Departments of Physiology, School of Medicine, Sivas Cumhuriyet University, 58140 Sivas, Turkey.
Department of Biochemistry, Faculty of Pharmacy, Sivas Cumhuriyet University, 58140 Sivas, Turkey.
Brain Res. 2024 Dec 1;1844:149175. doi: 10.1016/j.brainres.2024.149175. Epub 2024 Aug 19.

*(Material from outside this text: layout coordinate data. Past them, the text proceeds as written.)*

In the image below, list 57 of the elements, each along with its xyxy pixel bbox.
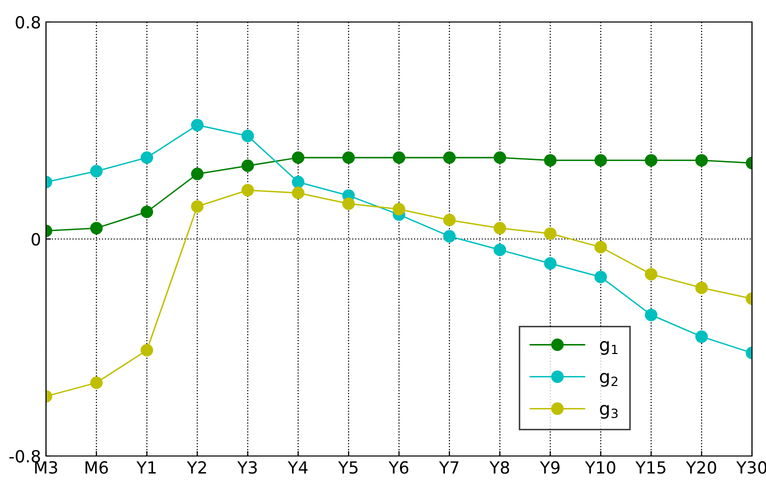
x-tick-label: Y4 xyxy=(288,461,308,474)
x-tick-label: M3 xyxy=(35,461,58,474)
point xyxy=(191,118,204,132)
point xyxy=(544,154,557,167)
point xyxy=(594,240,607,254)
x-tick-label: Y1 xyxy=(136,461,156,474)
point xyxy=(90,164,103,178)
point xyxy=(695,154,708,167)
legend-label: g$_{3}$ xyxy=(600,404,618,419)
x-tick-label: M6 xyxy=(86,461,108,474)
point xyxy=(644,154,658,167)
x-tick-label: Y20 xyxy=(686,461,716,474)
legend-label: g$_{2}$ xyxy=(600,372,618,387)
x-tick-label: Y10 xyxy=(584,461,616,474)
point xyxy=(140,206,154,218)
point xyxy=(342,151,355,164)
x-tick-label: Y2 xyxy=(186,461,206,474)
point xyxy=(90,222,103,234)
point xyxy=(392,202,406,216)
y-tick-label: 0 xyxy=(32,232,40,246)
point xyxy=(494,151,506,164)
point xyxy=(90,376,103,390)
point xyxy=(594,270,607,284)
point xyxy=(544,227,557,240)
point xyxy=(292,176,304,188)
point xyxy=(241,160,254,172)
x-tick-label: Y6 xyxy=(388,461,408,474)
x-tick-label: Y8 xyxy=(489,461,510,474)
point xyxy=(644,308,658,322)
x-tick-label: Y5 xyxy=(338,461,358,474)
point xyxy=(292,186,304,200)
point xyxy=(140,344,154,356)
point xyxy=(191,200,204,213)
point xyxy=(443,214,456,226)
point xyxy=(695,282,708,294)
point xyxy=(241,130,254,142)
x-tick-label: Y3 xyxy=(237,461,257,474)
point xyxy=(392,151,406,164)
point xyxy=(695,330,708,343)
point xyxy=(644,268,658,281)
point xyxy=(140,151,154,164)
point xyxy=(494,244,506,256)
point xyxy=(443,151,456,164)
x-tick-label: Y15 xyxy=(635,461,666,474)
point xyxy=(544,257,557,270)
y-tick-label: 0.8 xyxy=(16,16,40,29)
y-tick-label: -0.8 xyxy=(9,450,40,463)
point xyxy=(494,222,506,234)
point xyxy=(191,168,204,180)
x-tick-label: Y9 xyxy=(540,461,560,474)
point xyxy=(342,197,355,210)
point xyxy=(241,184,254,196)
point xyxy=(292,151,304,164)
x-tick-label: Y7 xyxy=(439,461,458,474)
point xyxy=(594,154,607,167)
point xyxy=(443,230,456,243)
legend-label: g$_{1}$ xyxy=(600,340,618,355)
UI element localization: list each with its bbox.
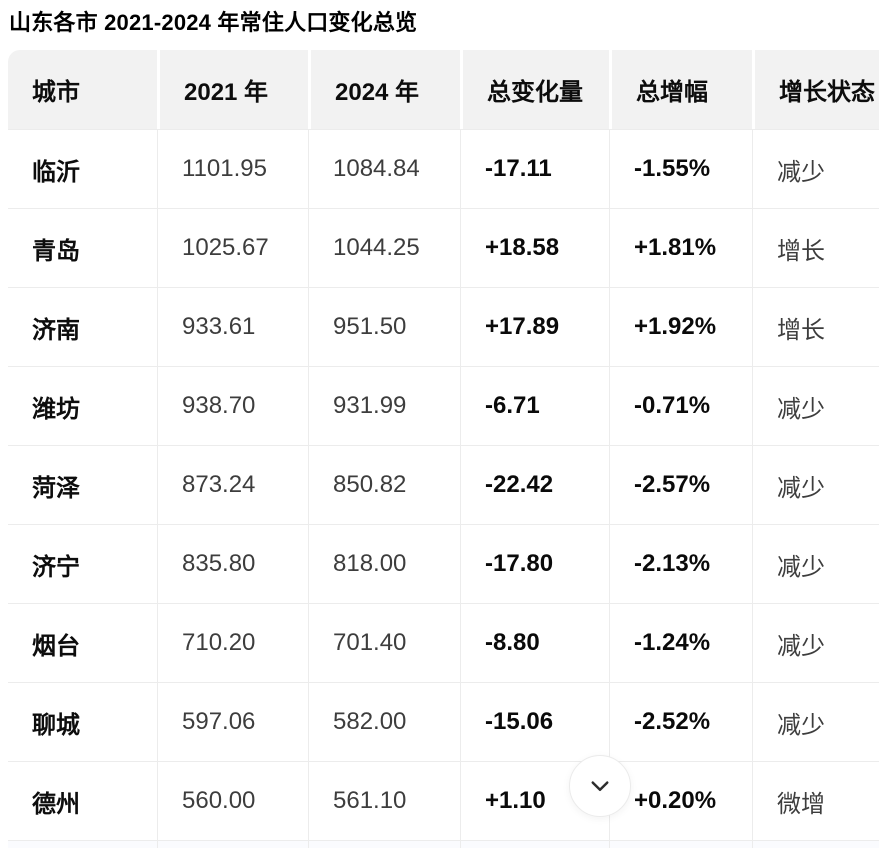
table-row: 济南 933.61 951.50 +17.89 +1.92% 增长 (8, 287, 879, 366)
cell-city: 济南 (8, 287, 157, 366)
cell-growth: +1.81% (609, 208, 752, 287)
cell-status: 减少 (752, 682, 879, 761)
cell-partial (609, 840, 752, 848)
cell-city: 济宁 (8, 524, 157, 603)
population-table-container: 城市 2021 年 2024 年总变化量 总增幅 增长状态 临沂 1101.95 1084.… (8, 50, 879, 848)
table-row: 德州 560.00 561.10 +1.10 +0.20% 微增 (8, 761, 879, 840)
cell-change: -17.11 (460, 129, 609, 208)
cell-growth: -0.71% (609, 366, 752, 445)
cell-city: 聊城 (8, 682, 157, 761)
cell-y2024: 951.50 (308, 287, 460, 366)
cell-y2021: 710.20 (157, 603, 308, 682)
page-title: 山东各市 2021-2024 年常住人口变化总览 (9, 10, 418, 35)
cell-partial (8, 840, 157, 848)
cell-y2021: 835.80 (157, 524, 308, 603)
cell-status: 微增 (752, 761, 879, 840)
cell-change: -8.80 (460, 603, 609, 682)
cell-y2024: 931.99 (308, 366, 460, 445)
cell-y2024: 561.10 (308, 761, 460, 840)
cell-growth: -1.55% (609, 129, 752, 208)
cell-status: 增长 (752, 208, 879, 287)
population-table: 城市 2021 年 2024 年总变化量 总增幅 增长状态 临沂 1101.95 1084.… (8, 50, 879, 848)
cell-growth: -2.57% (609, 445, 752, 524)
cell-growth: -1.24% (609, 603, 752, 682)
table-header-row: 城市 2021 年 2024 年总变化量 总增幅 增长状态 (8, 50, 879, 129)
cell-change: +17.89 (460, 287, 609, 366)
header-cell-status: 增长状态 (752, 50, 879, 129)
cell-growth: +1.92% (609, 287, 752, 366)
cell-partial (460, 840, 609, 848)
cell-y2024: 818.00 (308, 524, 460, 603)
cell-growth: +0.20% (609, 761, 752, 840)
table-row: 济宁 835.80 818.00 -17.80 -2.13% 减少 (8, 524, 879, 603)
cell-status: 减少 (752, 366, 879, 445)
cell-city: 临沂 (8, 129, 157, 208)
cell-partial (308, 840, 460, 848)
cell-city: 潍坊 (8, 366, 157, 445)
cell-growth: -2.13% (609, 524, 752, 603)
cell-change: -6.71 (460, 366, 609, 445)
cell-partial (157, 840, 308, 848)
cell-status: 增长 (752, 287, 879, 366)
cell-y2024: 850.82 (308, 445, 460, 524)
chevron-down-icon (585, 771, 615, 801)
cell-y2024: 582.00 (308, 682, 460, 761)
cell-city: 烟台 (8, 603, 157, 682)
cell-change: +18.58 (460, 208, 609, 287)
cell-status: 减少 (752, 524, 879, 603)
cell-y2021: 933.61 (157, 287, 308, 366)
table-row: 菏泽 873.24 850.82 -22.42 -2.57% 减少 (8, 445, 879, 524)
table-row: 临沂 1101.95 1084.84 -17.11 -1.55% 减少 (8, 129, 879, 208)
cell-status: 减少 (752, 445, 879, 524)
header-cell-y2024: 2024 年 (308, 50, 460, 129)
header-cell-city: 城市 (8, 50, 157, 129)
table-row: 聊城 597.06 582.00 -15.06 -2.52% 减少 (8, 682, 879, 761)
cell-y2024: 1044.25 (308, 208, 460, 287)
cell-y2021: 560.00 (157, 761, 308, 840)
cell-y2021: 938.70 (157, 366, 308, 445)
cell-y2024: 701.40 (308, 603, 460, 682)
scroll-down-button[interactable] (569, 755, 631, 817)
cell-y2024: 1084.84 (308, 129, 460, 208)
cell-change: -17.80 (460, 524, 609, 603)
cell-y2021: 873.24 (157, 445, 308, 524)
cell-status: 减少 (752, 603, 879, 682)
cell-partial (752, 840, 879, 848)
header-cell-y2021: 2021 年 (157, 50, 308, 129)
table-row-partial (8, 840, 879, 848)
table-row: 潍坊 938.70 931.99 -6.71 -0.71% 减少 (8, 366, 879, 445)
cell-y2021: 597.06 (157, 682, 308, 761)
cell-y2021: 1025.67 (157, 208, 308, 287)
cell-city: 德州 (8, 761, 157, 840)
cell-change: -22.42 (460, 445, 609, 524)
header-cell-growth: 总增幅 (609, 50, 752, 129)
header-cell-change: 总变化量 (460, 50, 609, 129)
cell-change: -15.06 (460, 682, 609, 761)
cell-city: 青岛 (8, 208, 157, 287)
table-row: 青岛 1025.67 1044.25 +18.58 +1.81% 增长 (8, 208, 879, 287)
cell-city: 菏泽 (8, 445, 157, 524)
table-row: 烟台 710.20 701.40 -8.80 -1.24% 减少 (8, 603, 879, 682)
cell-growth: -2.52% (609, 682, 752, 761)
table-body: 临沂 1101.95 1084.84 -17.11 -1.55% 减少 青岛 1025.67 1… (8, 129, 879, 848)
cell-status: 减少 (752, 129, 879, 208)
cell-y2021: 1101.95 (157, 129, 308, 208)
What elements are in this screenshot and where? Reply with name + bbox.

Recent investigations indicate that tannic acid is associated with a decrease in oxidative damage. Growing evidence supports the protective effects of tannic acid on the central nervous system (CNS). However, uncertainties persist regarding its influence on hydrogen peroxide (HO)-triggered oxidative impairment in nerve cells and its interaction with apoptosis. Hence, the objective of this work was to examine the neuroprotective impact of tannic acid on SH-SY5Y cell impairment following HO-induced oxidative stress, particularly concerning apoptotic pathways. The control group received no treatment, while the HO group underwent treatment with 0.5 mM HO for a duration of 24 h. The tannic acid group received treatment with different concentrations of tannic acid for a duration of 24 h. Meanwhile, the tannic acid + HO group underwent pre-treatment with tannic acid for one hour and was subsequently subjected to 0.5 mM HO for one day. Within the tannic acid + HO group, the cell viability in SH-SY5Y cells was notably enhanced by tannic acid at concentrations of 2.5, 5, and 10 μM. It also resulted in a considerable rise in TAS (Total Antioxidant Status) levels and a concurrent decline in TOS (Total Oxidant Status) levels, serving as indicators of reduced oxidative stress. Additionally, tannic acid treatment resulted in decreased levels of apoptotic markers (Bax, cleaved PARP, and cleaved caspase 3) and oxidative DNA damage marker (8-oxo-dG), while increasing the anti-apoptotic marker Bcl-2. The findings from flow cytometry also revealed a significant reduction in the apoptosis rate following pretreatment with tannic acid. In summary, tannic acid demonstrates protective effects on SH-SY5Y cells in the face of HO-triggered oxidative damage by suppressing both oxidative stress and apoptosis. Nevertheless, additional research is warranted to assess the neuroprotective potential of tannic acid.
最近的研究表明,单宁酸与氧化损伤的减少有关。越来越多的证据支持单宁酸对中枢神经系统 (CNS) 的保护作用。然而,其对神经细胞中过氧化氢 (HO) 引发的氧化损伤的影响及其与细胞凋亡的相互作用仍存在不确定性。因此,本工作的目的是研究单宁酸对 HO 诱导氧化应激后 SH-SY5Y 细胞损伤的神经保护作用,特别是涉及细胞凋亡途径的作用。对照组未进行任何处理,HO 组用 0.5mM HO 处理 24 小时。单宁酸组用不同浓度的单宁酸处理 24 小时。同时,单宁酸+HO 组先用单宁酸预处理 1 小时,然后用 0.5mM HO 处理 1 天。在单宁酸+HO 组中,浓度为 2.5、5 和 10μM 的单宁酸可显著提高 SH-SY5Y 细胞的活力。它还导致 TAS(总抗氧化状态)水平显著升高,TOS(总氧化状态)水平显著降低,表明氧化应激减轻。此外,单宁酸处理降低了凋亡标志物(Bax、cleaved PARP 和 cleaved caspase 3)和氧化 DNA 损伤标志物(8-oxo-dG)的水平,同时增加了抗凋亡标志物 Bcl-2 的水平。流式细胞术的结果还显示,用单宁酸预处理后,细胞凋亡率显著降低。总之,单宁酸通过抑制氧化应激和细胞凋亡,对 HO 诱导的氧化损伤具有保护作用。然而,需要进一步研究来评估单宁酸的神经保护潜力。